The world is now on track to deplete its remaining “budget” for carbon dioxide emissions, which now amounts to less than 907.2 billion tonnes, in just 25 years. The result would be catastrophic changes like unmanageable sea-level rises, devastating heat waves and persistent droughts that create unprecedented challenges in terms of food security, ecosystems, health and infrastructure. Unsurprisingly, the poorest and most vulnerable will be the hardest hit.
We must change course. Earth Day should serve as a reminder — and, indeed, a catalyst — of what the world really needs: strong and sustained action. Fortunately, this year may mark the beginning of just such a change for the better.
This year, world leaders will meet three times to chart a new path for our planet. In July, they will meet in Addis Ababa, Ethiopia, for the Conference on Financing for Development. In September, they will convene to approve the Sustainable Development Goals, which will guide development efforts until 2030. And in December, they will head to Paris to negotiate a new global climate agreement.

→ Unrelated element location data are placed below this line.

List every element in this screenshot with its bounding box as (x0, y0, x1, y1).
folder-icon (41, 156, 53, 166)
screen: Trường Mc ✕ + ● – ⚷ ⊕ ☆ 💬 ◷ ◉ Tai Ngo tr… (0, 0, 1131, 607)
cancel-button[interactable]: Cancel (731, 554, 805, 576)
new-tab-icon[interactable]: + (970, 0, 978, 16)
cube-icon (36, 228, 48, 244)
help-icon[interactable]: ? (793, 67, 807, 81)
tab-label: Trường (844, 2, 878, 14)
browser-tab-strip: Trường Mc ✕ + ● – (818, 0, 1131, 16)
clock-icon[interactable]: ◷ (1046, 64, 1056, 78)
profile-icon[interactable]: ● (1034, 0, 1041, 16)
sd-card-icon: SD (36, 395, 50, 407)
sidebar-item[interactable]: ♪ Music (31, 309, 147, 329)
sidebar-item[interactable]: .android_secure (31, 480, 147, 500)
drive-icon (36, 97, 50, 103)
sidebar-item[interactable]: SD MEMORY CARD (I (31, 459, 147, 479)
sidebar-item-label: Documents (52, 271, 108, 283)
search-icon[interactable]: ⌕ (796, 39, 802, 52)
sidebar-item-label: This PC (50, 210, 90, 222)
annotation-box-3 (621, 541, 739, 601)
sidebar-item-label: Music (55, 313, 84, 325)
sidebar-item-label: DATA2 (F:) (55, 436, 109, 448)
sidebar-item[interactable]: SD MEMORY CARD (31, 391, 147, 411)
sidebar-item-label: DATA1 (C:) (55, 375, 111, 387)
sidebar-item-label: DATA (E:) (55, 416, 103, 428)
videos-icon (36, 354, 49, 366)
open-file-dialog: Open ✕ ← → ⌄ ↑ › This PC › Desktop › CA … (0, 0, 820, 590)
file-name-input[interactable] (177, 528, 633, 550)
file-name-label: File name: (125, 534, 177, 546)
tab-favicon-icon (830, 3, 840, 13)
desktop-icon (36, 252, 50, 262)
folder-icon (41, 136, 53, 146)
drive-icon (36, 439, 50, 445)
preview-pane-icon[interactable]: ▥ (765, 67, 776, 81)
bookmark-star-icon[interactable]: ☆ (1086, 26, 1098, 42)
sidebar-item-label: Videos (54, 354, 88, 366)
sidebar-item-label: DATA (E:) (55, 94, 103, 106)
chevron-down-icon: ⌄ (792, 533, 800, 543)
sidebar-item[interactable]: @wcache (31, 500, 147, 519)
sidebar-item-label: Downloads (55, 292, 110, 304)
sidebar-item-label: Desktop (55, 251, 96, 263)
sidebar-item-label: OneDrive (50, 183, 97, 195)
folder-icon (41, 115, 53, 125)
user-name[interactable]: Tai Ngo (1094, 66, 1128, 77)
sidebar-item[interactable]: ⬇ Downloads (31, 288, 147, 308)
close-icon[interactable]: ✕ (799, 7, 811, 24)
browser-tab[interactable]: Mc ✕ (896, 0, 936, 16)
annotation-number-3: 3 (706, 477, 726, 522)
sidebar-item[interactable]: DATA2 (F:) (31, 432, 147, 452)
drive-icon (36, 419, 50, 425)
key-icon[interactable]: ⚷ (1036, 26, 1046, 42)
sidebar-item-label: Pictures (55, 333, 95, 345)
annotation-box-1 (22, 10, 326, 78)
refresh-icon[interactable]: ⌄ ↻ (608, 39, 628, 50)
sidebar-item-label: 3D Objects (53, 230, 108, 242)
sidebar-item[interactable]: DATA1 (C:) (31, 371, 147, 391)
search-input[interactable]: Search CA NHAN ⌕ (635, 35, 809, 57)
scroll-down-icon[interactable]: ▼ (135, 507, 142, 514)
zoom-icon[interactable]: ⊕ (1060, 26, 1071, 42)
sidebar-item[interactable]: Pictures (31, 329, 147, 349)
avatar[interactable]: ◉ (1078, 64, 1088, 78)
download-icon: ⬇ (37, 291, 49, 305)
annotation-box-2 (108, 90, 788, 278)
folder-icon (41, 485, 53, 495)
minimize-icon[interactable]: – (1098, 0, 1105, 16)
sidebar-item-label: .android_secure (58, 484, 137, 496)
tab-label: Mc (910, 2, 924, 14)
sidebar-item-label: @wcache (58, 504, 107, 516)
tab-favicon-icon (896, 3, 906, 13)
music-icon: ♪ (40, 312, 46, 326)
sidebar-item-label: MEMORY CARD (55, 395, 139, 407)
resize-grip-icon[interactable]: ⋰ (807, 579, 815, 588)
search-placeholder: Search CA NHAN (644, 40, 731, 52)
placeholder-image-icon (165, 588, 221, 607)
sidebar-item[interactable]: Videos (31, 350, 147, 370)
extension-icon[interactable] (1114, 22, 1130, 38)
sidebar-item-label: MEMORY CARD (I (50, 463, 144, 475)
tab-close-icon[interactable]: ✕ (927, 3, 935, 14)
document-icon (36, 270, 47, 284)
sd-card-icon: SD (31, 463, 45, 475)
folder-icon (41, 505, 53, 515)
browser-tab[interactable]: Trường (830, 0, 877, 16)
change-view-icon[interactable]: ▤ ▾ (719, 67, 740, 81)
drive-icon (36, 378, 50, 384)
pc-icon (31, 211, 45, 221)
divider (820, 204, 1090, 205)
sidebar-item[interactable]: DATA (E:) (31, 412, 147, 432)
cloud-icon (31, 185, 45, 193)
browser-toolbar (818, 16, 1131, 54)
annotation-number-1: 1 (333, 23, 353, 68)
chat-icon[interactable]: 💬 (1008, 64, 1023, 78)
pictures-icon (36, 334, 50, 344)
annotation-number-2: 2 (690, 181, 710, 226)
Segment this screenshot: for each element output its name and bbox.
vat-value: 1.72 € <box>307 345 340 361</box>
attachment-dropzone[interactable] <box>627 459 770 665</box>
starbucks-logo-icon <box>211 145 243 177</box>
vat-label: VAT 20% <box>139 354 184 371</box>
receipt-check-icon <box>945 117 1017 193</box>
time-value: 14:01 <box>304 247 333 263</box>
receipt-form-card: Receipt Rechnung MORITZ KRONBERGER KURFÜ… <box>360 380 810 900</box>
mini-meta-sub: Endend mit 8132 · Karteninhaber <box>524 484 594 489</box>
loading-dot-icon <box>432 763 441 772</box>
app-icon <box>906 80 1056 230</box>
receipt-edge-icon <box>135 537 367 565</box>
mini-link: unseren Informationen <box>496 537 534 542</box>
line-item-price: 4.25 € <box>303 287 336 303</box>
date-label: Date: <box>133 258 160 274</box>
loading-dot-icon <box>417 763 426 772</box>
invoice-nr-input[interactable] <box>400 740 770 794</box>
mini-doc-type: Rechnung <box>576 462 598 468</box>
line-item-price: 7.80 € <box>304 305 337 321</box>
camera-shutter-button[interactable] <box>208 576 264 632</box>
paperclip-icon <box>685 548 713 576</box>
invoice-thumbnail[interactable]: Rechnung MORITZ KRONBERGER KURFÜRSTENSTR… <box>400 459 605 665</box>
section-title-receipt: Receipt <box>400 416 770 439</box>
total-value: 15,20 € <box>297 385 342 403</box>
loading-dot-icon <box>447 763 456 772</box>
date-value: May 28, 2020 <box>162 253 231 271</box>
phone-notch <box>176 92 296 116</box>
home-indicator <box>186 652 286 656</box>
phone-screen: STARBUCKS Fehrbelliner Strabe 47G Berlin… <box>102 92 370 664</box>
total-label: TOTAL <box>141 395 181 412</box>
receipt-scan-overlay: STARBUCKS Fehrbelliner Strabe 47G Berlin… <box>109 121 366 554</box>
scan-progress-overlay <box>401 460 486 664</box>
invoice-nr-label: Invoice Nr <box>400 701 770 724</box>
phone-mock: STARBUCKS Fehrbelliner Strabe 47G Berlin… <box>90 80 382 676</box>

The outcomes of these meetings will shape this generation’s legacy for the natural environment and economic growth and development. By decarbonizing the global economy and limiting climate change, world leaders can unleash a wave of innovation, support the emergence of new industries and jobs and generate vast economic opportunities.
It is up to all of us to encourage political leaders to do what is needed to secure such an outcome. Just as we demand that our governments address risks associated with terrorism or epidemics, we should put concerted pressure on them to act now to preserve our natural environment and curb climate change.
Here, the scientific community has a special responsibility to share their research and its potential implications. That is why I and the 16 other scientists of the Earth League — representing world-leading academic institutions like the Potsdam Institute on Climate Impact Research, the Earth Institute, Tsinghua University and the Stockholm Resilience Centre — have released the “Earth Statement,” which sets out the eight essential elements of a successful global climate deal, to be reached in Paris in December:
‧ First, the agreement must reinforce countries’ commitment to limit global warming to below 2°C.
‧ Second, the agreement needs to recognize the remaining global budget for carbon dioxide emissions.
‧ Third, the agreement should lay the foundation for a fundamental transformation of the economy, with deep decarbonization beginning immediately, in order to create a zero-carbon society by about 2050.
‧ Fourth, all 196 countries in the UN Climate Convention must formulate an emissions pathway consistent with deep decarbonization, with richer countries taking the lead.
‧ Fifth, countries must promote innovation in clean technologies and ensure universal access to existing technological solutions.
‧ Sixth, governments must agree to support adaptation to climate change and to address the loss and damage associated with it.
‧ Seventh, the agreement must include provisions to safeguard carbon sinks and vital ecosystems.
‧ Eighth, to help developing countries fight climate change, donors need to provide additional support at a level at least comparable to current global development aid.
The good news is that these eight objectives are realistic and achievable; indeed, some progress is already being made. Last year, total carbon dioxide emissions from the energy sector remained unchanged year on year for the first time (in the absence of an economic downturn). And recent reports show that emissions in China, the world’s largest emitter of greenhouse gases, also did not increase from 2013 to last year.
The tide is turning. Decarbonization has already begun, and the appeal of a fossil-fuel-free world is growing — not only because it would limit climate change, but also because it would be more technologically advanced, democratic, resilient, healthy and economically dynamic. This is the right time to move fully onto a more sustainable, zero-carbon path.
With the right global deal, the world could finally do just that. For the sake of the planet, and the people who depend on it, let us make this year Earth Year.
Johan Rockstrom is professor of global sustainability at Stockholm University.